As for the fugitive Meurig, cried through Powys for murder, the hunt had never set eyes on him since, and the trail was growing cold. Even the report of his voluntary confession, sent by a priest from a hermitage in Penllyn, did not revive the scent, for the man was long gone, and no one knew where. Nor was Owain Gwynedd likely to welcome incursions on his territory in pursuit of criminals against whom he had no complaint, and who should never have been allowed to slip through authority’s fingers in the first place.

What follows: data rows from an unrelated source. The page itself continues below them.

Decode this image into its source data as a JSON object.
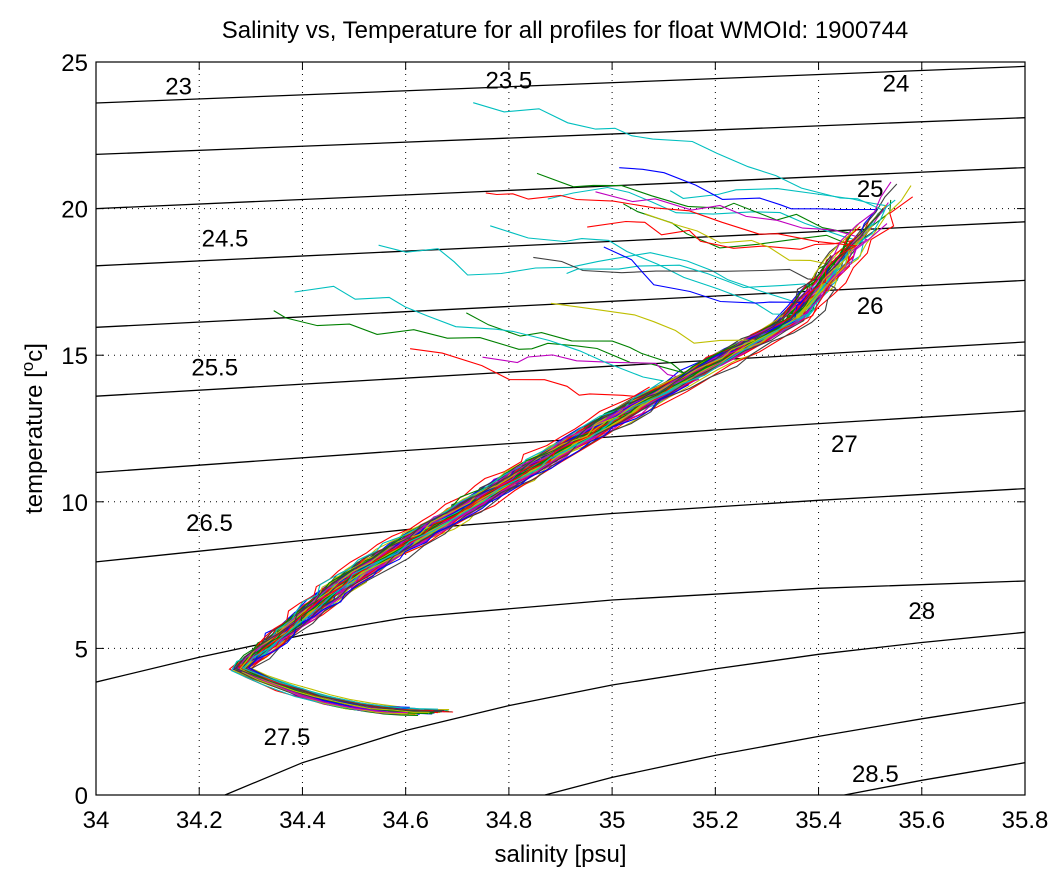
{
  "chart_data": {
    "type": "line",
    "title": "Salinity vs, Temperature for all profiles for float WMOId: 1900744",
    "xlabel": "salinity [psu]",
    "ylabel_parts": [
      "temperature [",
      "o",
      "c]"
    ],
    "xlim": [
      34,
      35.8
    ],
    "ylim": [
      0,
      25
    ],
    "x_ticks": [
      34,
      34.2,
      34.4,
      34.6,
      34.8,
      35,
      35.2,
      35.4,
      35.6,
      35.8
    ],
    "x_tick_labels": [
      "34",
      "34.2",
      "34.4",
      "34.6",
      "34.8",
      "35",
      "35.2",
      "35.4",
      "35.6",
      "35.8"
    ],
    "y_ticks": [
      0,
      5,
      10,
      15,
      20,
      25
    ],
    "y_tick_labels": [
      "0",
      "5",
      "10",
      "15",
      "20",
      "25"
    ],
    "grid": true,
    "grid_style": "dotted",
    "isopycnals": [
      {
        "label": "23",
        "points": [
          [
            34,
            23.6
          ],
          [
            35.8,
            24.85
          ]
        ],
        "label_at": [
          34.16,
          23.9
        ]
      },
      {
        "label": "23.5",
        "points": [
          [
            34,
            21.85
          ],
          [
            35.8,
            23.1
          ]
        ],
        "label_at": [
          34.8,
          24.1
        ]
      },
      {
        "label": "24",
        "points": [
          [
            34,
            20.0
          ],
          [
            35.8,
            21.4
          ]
        ],
        "label_at": [
          35.55,
          24.0
        ]
      },
      {
        "label": "24.5",
        "points": [
          [
            34,
            18.05
          ],
          [
            35.8,
            19.55
          ]
        ],
        "label_at": [
          34.25,
          18.7
        ]
      },
      {
        "label": "25",
        "points": [
          [
            34,
            15.95
          ],
          [
            35.8,
            17.55
          ]
        ],
        "label_at": [
          35.5,
          20.4
        ]
      },
      {
        "label": "25.5",
        "points": [
          [
            34,
            13.6
          ],
          [
            35.8,
            15.45
          ]
        ],
        "label_at": [
          34.23,
          14.3
        ]
      },
      {
        "label": "26",
        "points": [
          [
            34,
            11.0
          ],
          [
            34.6,
            11.75
          ],
          [
            35.2,
            12.45
          ],
          [
            35.8,
            13.1
          ]
        ],
        "label_at": [
          35.5,
          16.4
        ]
      },
      {
        "label": "26.5",
        "points": [
          [
            34,
            7.95
          ],
          [
            34.3,
            8.5
          ],
          [
            34.6,
            9.05
          ],
          [
            35.0,
            9.6
          ],
          [
            35.4,
            10.05
          ],
          [
            35.8,
            10.45
          ]
        ],
        "label_at": [
          34.22,
          9.0
        ]
      },
      {
        "label": "27",
        "points": [
          [
            34,
            3.85
          ],
          [
            34.2,
            4.7
          ],
          [
            34.4,
            5.45
          ],
          [
            34.6,
            6.05
          ],
          [
            35.0,
            6.65
          ],
          [
            35.4,
            7.05
          ],
          [
            35.8,
            7.3
          ]
        ],
        "label_at": [
          35.45,
          11.7
        ]
      },
      {
        "label": "27.5",
        "points": [
          [
            34.25,
            0
          ],
          [
            34.4,
            1.1
          ],
          [
            34.6,
            2.2
          ],
          [
            34.8,
            3.05
          ],
          [
            35.0,
            3.75
          ],
          [
            35.2,
            4.3
          ],
          [
            35.4,
            4.8
          ],
          [
            35.6,
            5.2
          ],
          [
            35.8,
            5.55
          ]
        ],
        "label_at": [
          34.37,
          1.7
        ]
      },
      {
        "label": "28",
        "points": [
          [
            34.87,
            0
          ],
          [
            35.0,
            0.6
          ],
          [
            35.2,
            1.35
          ],
          [
            35.4,
            2.0
          ],
          [
            35.6,
            2.6
          ],
          [
            35.8,
            3.15
          ]
        ],
        "label_at": [
          35.6,
          6.0
        ]
      },
      {
        "label": "28.5",
        "points": [
          [
            35.45,
            0
          ],
          [
            35.6,
            0.5
          ],
          [
            35.8,
            1.1
          ]
        ],
        "label_at": [
          35.51,
          0.45
        ]
      }
    ],
    "series_colors": [
      "#0000ff",
      "#008000",
      "#ff0000",
      "#00bfbf",
      "#bf00bf",
      "#bfbf00",
      "#404040"
    ],
    "profile_count": 112,
    "profile_shape": {
      "deep_end": [
        34.62,
        2.85
      ],
      "turn": [
        34.28,
        4.3
      ],
      "mid": [
        34.5,
        7.5
      ],
      "thermocline": [
        35.0,
        12.8
      ],
      "upper": [
        35.35,
        16.2
      ],
      "surface": [
        35.5,
        19.5
      ]
    }
  }
}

In fact, all was very well. Cadfael was entirely happy among the sheep, turning a deaf ear to the outer world. He felt he had earned a while of retreat. His only regret was that the first deep snow prevented him from riding to visit Ifor ap Morgan, to whom he owed what consolation there was to be found for him. Frail though it might seem, Cadfael found it worth cherishing, and so would Ifor; and the very old are very durable.

They had no less than three Christmas morning lambs, a single and twins. They brought them all, with their dams, into the house and made much of them, for these innocents shared their stars with the Christchild. Brother Barnabas, wholly restored, nursed the infants in his great hands and capacious lap, and was as proud as if he had produced them of his own substance. They were very merry together, in a quiet celebration, before Brother Cadfael left them to return to Shrewsbury. His patient was by this time the most vigorous force within twenty miles round, and there was no more need for a physician here at Rhydycroesau.

The snow had abated in a temporary thaw, when Cadfael mounted his mule, three days after the feast, and set out southwards for Shrewsbury.

He made a long day of it because he did not take the direct road to Oswestry, but went round to pay his delayed visit on Ifor ap Morgan before cutting due east from Croesau Bach to strike the main road well south of the town. What he had to say to Ifor, and what Ifor replied to him, neither of them ever confided to a third. Certainly when Cadfael mounted again, it was in better heart that he set out, and in better heart that Ifor remained alone.

By reason of this detour it was already almost dusk when Cadfael’s mule padded over the Welsh bridge into Shrewsbury, and through the hilly streets alive with people and business again after the holiday. No time now to turn aside from the Wyle for the pleasure of being let in by the shrewd little housewife Alys, and viewing the jubilation of the Bellecote family; that would have to keep for another day. No doubt Edwy was long since released from his pledge to keep to home, and off with his inseparable uncle on whatever work, play or mischief offered. The future of Mallilie still lay in the balance; it was to be hoped that the lawmen would not manage to take the heart out of it in their fees, before anyone got acknowledged possession.